Exonerating, no evidence of foreign influence, or harm - Snowden on House Intelligence report
The 37-page review with 237 footnotes goes through some episodes of Snowden's focusing on his incompetencies and disagreements with supervisors.
The report describes him as “a serial exaggerator and fabricator” and "poor student".
The report by the House Permanent Select Committee on Intelligence was announced in September, right before the premiere of Oliver Stone’s Snowden movie. Only the highlights were released to the public at the time, and Snowden likewise challenged them. The full report was published on Thursday, after it went through the redaction and declassification process.
The report accuses Snowden of causing "tremendous damage to national security" by making the information he shared with the public available to "Russian, Chinese, Iranian and North Korean government intelligence services; any terrorist with internet access."
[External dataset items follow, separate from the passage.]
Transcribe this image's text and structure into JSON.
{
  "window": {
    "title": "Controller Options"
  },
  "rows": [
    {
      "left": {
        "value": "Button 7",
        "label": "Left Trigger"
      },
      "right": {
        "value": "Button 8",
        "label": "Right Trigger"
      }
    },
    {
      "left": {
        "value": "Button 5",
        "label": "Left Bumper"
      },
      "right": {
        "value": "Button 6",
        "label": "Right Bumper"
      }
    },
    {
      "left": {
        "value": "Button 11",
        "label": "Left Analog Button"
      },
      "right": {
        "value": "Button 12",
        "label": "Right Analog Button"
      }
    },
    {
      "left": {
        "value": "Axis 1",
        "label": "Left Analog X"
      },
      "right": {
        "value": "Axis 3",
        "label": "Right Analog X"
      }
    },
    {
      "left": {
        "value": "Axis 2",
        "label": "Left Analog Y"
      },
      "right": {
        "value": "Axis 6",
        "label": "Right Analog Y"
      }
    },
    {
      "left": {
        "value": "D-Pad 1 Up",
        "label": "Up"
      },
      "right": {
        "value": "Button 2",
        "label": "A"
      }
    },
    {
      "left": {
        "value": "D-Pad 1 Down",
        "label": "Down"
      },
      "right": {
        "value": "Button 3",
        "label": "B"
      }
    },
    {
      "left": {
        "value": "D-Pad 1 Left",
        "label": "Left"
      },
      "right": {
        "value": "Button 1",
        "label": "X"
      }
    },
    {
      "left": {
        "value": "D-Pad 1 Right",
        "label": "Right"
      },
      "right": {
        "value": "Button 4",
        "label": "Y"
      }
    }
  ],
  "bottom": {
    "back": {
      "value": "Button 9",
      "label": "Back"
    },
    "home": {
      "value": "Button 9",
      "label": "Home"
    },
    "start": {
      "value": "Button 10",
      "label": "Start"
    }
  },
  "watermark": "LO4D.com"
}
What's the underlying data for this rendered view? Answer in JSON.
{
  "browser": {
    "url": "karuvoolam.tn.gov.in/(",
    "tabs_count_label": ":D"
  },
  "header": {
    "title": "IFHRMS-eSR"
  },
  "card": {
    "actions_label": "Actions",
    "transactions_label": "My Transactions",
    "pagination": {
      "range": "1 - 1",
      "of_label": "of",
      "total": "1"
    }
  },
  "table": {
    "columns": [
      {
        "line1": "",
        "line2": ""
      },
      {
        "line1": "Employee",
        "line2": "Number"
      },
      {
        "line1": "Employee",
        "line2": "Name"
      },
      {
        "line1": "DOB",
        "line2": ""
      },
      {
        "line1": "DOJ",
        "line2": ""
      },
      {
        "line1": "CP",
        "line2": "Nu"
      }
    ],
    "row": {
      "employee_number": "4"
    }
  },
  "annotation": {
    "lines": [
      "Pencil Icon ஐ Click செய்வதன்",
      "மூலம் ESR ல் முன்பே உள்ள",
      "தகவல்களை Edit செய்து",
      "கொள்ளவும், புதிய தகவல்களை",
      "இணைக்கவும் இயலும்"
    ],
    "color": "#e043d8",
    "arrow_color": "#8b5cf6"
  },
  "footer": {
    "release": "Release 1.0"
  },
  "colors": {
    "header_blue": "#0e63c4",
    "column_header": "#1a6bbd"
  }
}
As of June 2016, the Pentagon had identified 13 “high-risk issues” among the 1.5 million documents Snowden accessed, the report said, adding that if Russian or Chinese governments had access to eight of those issues – redacted in full – “American troops will be at greater risk in any future conflict.”
The report claimed that Snowden “has had, and continues to have, contact with Russian intelligence services,” and that he “remains a guest of the Kremlin to this day.”
Leading members of the committee behind the report have said it represented proof that Snowden was not a whistleblower but a traitor who gave intelligence to enemies and put Americans in danger.
Americans “can now get a fuller account of Edward Snowden’s crimes and the reckless disregard he has shown for US national security,” said committee chairman Devin Nunes (R-California).
“Snowden and his defenders claim that he is a whistleblower, but he isn't, as the Committee's review shows,” said ranking member Adam Schiff (D-California). “Most of the material he stole had nothing to do with Americans’ privacy, and its compromise has been of great value to America's adversaries and those who mean to do America harm.”
“This extensive report shows Snowden is no hero, and that he should be brought to justice for his reckless actions,” said NSA and Cybersecurity Subcommittee chairman Lynn Westmoreland (R-Georgia).
Snowden says that parts of the reports contain factual errors.
Snowden's lawyer Ben Wizner described the report as "petulant nonsense."